Couples let down as Britain lags behind in IVF league table
BRITAIN is lagging behind other major countries in offering IVF treatment – leaving many childless couples heartbroken.
Amid NHS ‘postcode lotteries’ and rationing, researchers have found that the health service also pays over the odds for fertility treatment.
International figures have found that the annual numbers of IVF ‘cycles’ offered in Britain are much lower than in many other developed nations.
In Spain for instance – a country with a population of 46million – there were 119,875 treatment cycles in 2015, the year for which the latest data is available.
This compares with around 65,000 in the UK.
Russia was second with 110,723 cycles, Germany with 96,512 and France with 93,918.
Experts said the figures show that compared with countries with similar population sizes, a lack of funding for IVF means treatment for infertile couples in the UK is not being offered.
This is despite Nice guidelines recommending that they do so. Recent figures show only one in ten clinical commissioning groups (CCGs) in England will fund IVF to the full extent suggested by Nice – three full cycles for women under 40.
Many CCGs are also trying to stop funding IVF altogether.
Aileen Feeney, of the Fertility Network UK, said: ‘In England it’s very much the classic postcode lottery. It’s so disappointing that IVF was invented in England and now you only get treated if you can afford it or you live in the right place.’ Around one in six couples suffer from infertility – defined as a failure to get pregnant after 12 months of trying to have a baby.
Experts also criticised some CCGs for paying nearly four times more than others for a single IVF cycle.
Geeta Nargund, an adviser to NHS England and Medical Director of CREATE fertility, said: ‘It’s not that we don’t have the money in the pot ... but different CCGs are paying different prices.’

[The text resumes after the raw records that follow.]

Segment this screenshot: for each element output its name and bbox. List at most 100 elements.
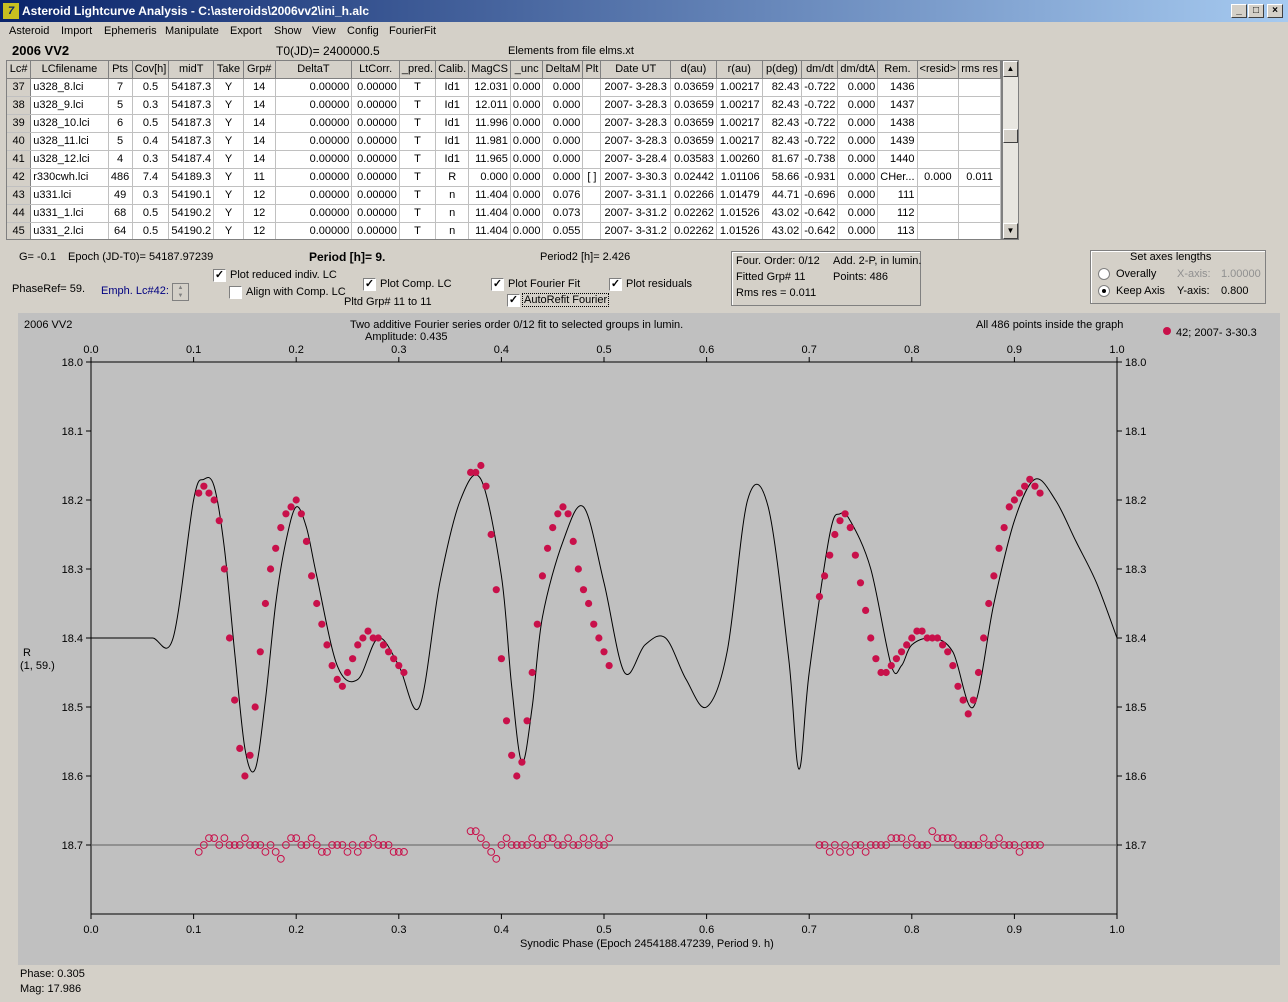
data-point [502,717,511,725]
residual-point [579,834,588,842]
data-point [508,751,516,759]
data-point [307,572,316,580]
x-tick-label-top: 0.3 [391,344,406,356]
data-point [231,696,239,704]
fourier-fit-curve [90,474,1118,773]
data-point [938,641,947,649]
data-point [528,668,536,677]
residual-point [825,848,834,856]
residual-point [605,834,614,842]
residual-point [861,848,870,856]
residual-point [471,827,480,836]
y-tick-label-right: 18.4 [1125,633,1146,645]
data-point [969,696,977,704]
data-point [1021,482,1029,490]
data-point [974,668,983,677]
data-point [820,572,829,580]
y-tick-label-left: 18.5 [62,702,83,714]
data-point [903,641,911,649]
y-tick-label-left: 18.4 [62,633,83,645]
data-point [841,510,849,518]
data-point [944,648,952,656]
data-point [600,648,608,656]
data-point [933,634,942,642]
data-point [210,496,218,504]
data-point [287,503,295,511]
x-tick-label-top: 0.4 [494,344,509,356]
data-point [333,675,341,684]
residual-point [487,848,496,856]
data-point [523,717,531,725]
data-point [323,641,331,649]
residual-point [261,848,270,856]
x-tick-label-bottom: 0.7 [802,924,817,936]
data-point [220,565,228,573]
data-point [985,599,993,608]
data-point [836,517,844,525]
data-point [400,668,408,677]
x-tick-label-bottom: 0.2 [289,924,304,936]
x-tick-label-top: 0.1 [186,344,201,356]
data-point [1010,496,1019,504]
y-tick-label-left: 18.2 [62,495,83,507]
data-point [585,599,593,608]
residual-point [928,827,937,836]
residual-point [948,834,957,842]
residual-point [897,834,906,842]
y-tick-label-right: 18.0 [1125,357,1146,369]
data-point [1036,489,1044,497]
y-tick-label-right: 18.2 [1125,495,1146,507]
x-tick-label-top: 0.2 [289,344,304,356]
residual-point [1015,848,1024,856]
y-tick-label-left: 18.6 [62,771,83,783]
x-tick-label-bottom: 0.3 [391,924,406,936]
data-point [559,503,567,511]
lightcurve-chart[interactable]: 0.0 0.0 0.1 0.1 0.2 0.2 0.3 0.3 0.4 0.4 0.5 0.5 0.6 0… [0,0,1288,1002]
data-point [1031,482,1039,490]
data-point [990,572,998,580]
data-point [554,510,562,518]
mag-readout: Mag: 17.986 [20,983,82,995]
residual-point [564,834,572,842]
residual-point [492,854,501,863]
x-tick-label-top: 0.5 [596,344,611,356]
data-point [241,772,249,780]
phase-readout: Phase: 0.305 [20,968,85,980]
y-tick-label-right: 18.3 [1125,564,1146,576]
data-point [261,599,270,608]
x-tick-label-top: 0.8 [904,344,919,356]
x-tick-label-bottom: 0.6 [699,924,714,936]
data-point [272,544,280,552]
data-point [492,586,500,594]
data-point [1000,524,1008,532]
plot-frame [90,361,1118,915]
data-point [862,606,870,615]
y-tick-label-left: 18.3 [62,564,83,576]
x-tick-label-top: 1.0 [1109,344,1124,356]
data-point [200,482,208,490]
residual-point [476,834,485,842]
data-point [882,668,890,677]
data-point [590,620,598,628]
data-point [195,489,203,497]
y-tick-label-right: 18.1 [1125,426,1146,438]
data-point [477,461,485,470]
data-point [359,634,367,642]
data-point [390,655,398,663]
data-point [384,648,393,656]
data-point [569,537,577,546]
data-point [897,648,906,656]
residual-point [907,834,916,842]
data-point [302,537,311,546]
x-tick-label-bottom: 0.8 [904,924,919,936]
data-point [364,627,372,635]
data-point [856,579,865,587]
data-point [246,751,254,759]
data-point [851,551,859,559]
data-point [831,530,839,539]
data-point [867,634,875,642]
residual-point [271,848,280,856]
data-point [549,524,557,532]
y-tick-label-left: 18.7 [62,840,83,852]
data-point [472,468,480,476]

She cited one CCG – Croydon, in south east London – which paid a ‘ ridiculously high amount’ of £8,000 or more for IVF cycles. It has since stopped funding IVF – contrary to Nice guidelines.

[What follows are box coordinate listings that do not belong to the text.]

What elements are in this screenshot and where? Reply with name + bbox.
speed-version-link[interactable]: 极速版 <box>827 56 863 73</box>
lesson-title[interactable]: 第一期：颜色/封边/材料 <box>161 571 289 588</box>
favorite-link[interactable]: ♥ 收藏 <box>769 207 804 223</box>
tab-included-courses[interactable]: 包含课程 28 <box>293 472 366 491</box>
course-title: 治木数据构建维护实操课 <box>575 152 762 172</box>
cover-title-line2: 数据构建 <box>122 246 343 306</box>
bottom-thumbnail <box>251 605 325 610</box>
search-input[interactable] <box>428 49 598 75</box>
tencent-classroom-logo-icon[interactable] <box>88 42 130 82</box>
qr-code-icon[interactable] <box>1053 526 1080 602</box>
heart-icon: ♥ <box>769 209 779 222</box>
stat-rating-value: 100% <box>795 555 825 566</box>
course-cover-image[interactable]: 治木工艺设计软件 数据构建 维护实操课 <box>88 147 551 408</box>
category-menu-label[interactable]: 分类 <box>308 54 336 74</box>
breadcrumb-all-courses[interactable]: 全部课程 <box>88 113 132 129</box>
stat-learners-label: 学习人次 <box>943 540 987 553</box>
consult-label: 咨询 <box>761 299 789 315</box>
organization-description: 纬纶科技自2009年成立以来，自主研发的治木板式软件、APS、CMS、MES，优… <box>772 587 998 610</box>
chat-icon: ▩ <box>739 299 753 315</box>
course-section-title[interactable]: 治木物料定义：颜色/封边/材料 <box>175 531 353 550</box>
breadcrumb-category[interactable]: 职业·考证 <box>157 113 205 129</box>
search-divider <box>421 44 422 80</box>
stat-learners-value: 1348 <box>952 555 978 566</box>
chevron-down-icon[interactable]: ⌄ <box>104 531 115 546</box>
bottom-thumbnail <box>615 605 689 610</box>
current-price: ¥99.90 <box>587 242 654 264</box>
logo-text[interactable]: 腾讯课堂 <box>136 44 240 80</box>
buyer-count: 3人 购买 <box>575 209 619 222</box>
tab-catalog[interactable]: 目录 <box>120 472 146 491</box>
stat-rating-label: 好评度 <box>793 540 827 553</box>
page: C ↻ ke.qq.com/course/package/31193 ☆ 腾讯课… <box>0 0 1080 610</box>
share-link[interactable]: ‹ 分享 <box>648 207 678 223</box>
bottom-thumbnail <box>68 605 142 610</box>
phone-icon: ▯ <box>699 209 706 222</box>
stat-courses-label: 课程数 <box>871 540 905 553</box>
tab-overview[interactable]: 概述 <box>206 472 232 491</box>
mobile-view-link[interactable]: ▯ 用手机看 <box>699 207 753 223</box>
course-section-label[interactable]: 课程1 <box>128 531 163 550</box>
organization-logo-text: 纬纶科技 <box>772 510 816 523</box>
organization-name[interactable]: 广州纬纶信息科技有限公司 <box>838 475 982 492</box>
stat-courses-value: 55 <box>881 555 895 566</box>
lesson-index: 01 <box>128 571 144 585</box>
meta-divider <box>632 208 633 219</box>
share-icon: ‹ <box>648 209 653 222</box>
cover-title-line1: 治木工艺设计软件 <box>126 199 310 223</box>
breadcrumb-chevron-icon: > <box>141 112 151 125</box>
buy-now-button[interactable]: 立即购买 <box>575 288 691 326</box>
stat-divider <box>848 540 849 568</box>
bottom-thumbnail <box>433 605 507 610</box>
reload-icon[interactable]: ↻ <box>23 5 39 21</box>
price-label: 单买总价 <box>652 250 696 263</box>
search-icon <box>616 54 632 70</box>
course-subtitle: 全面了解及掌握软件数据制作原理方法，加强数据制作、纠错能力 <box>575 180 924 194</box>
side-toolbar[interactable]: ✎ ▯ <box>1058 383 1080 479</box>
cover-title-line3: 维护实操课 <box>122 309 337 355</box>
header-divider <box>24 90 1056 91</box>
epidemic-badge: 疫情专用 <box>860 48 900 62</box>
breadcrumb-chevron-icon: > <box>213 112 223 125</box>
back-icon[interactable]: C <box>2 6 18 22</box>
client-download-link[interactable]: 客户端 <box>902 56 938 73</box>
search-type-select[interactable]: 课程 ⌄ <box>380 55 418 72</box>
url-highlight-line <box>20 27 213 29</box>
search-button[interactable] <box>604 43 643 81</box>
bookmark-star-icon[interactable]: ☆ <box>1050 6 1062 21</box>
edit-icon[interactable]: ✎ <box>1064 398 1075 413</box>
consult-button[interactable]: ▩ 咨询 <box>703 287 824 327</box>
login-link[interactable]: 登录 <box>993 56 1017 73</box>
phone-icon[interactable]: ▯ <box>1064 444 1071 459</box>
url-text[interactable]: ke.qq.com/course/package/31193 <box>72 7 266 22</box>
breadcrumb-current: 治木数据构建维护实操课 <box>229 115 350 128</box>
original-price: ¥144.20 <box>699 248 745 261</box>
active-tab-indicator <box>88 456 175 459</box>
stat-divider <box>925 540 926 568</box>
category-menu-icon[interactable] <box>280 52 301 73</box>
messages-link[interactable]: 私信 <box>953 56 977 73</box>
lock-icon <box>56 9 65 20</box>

Dr Nargund added: ‘They could have been paying for four cycles of IVF for the same amount they were paying for one cycle of IVF.
‘Similarly, you see across the country several CCGs paying very high amounts per cycle. We should be offering IVF between £2,500 and £3,000 max, all-inclusive. It is achievable.’
Freedom of Information figures obtained last year revaled that of 208 CCGs in England, only 24 meet national guidelines and seven offer no treatment at all.
A PAINFUL and costly fertility treatment that involves scratching a woman’s womb should be scrapped, say researchers.
The ‘endometrial scratch’ is an ‘add- on’ IVF treatment costing around £350, but a study by the University of Auckland, New Zealand, found no evidence it raised pregnancy or live birth rates. The findings were revealed at the European Society for Human Reproduction and Embryology’s conference in Barcelona.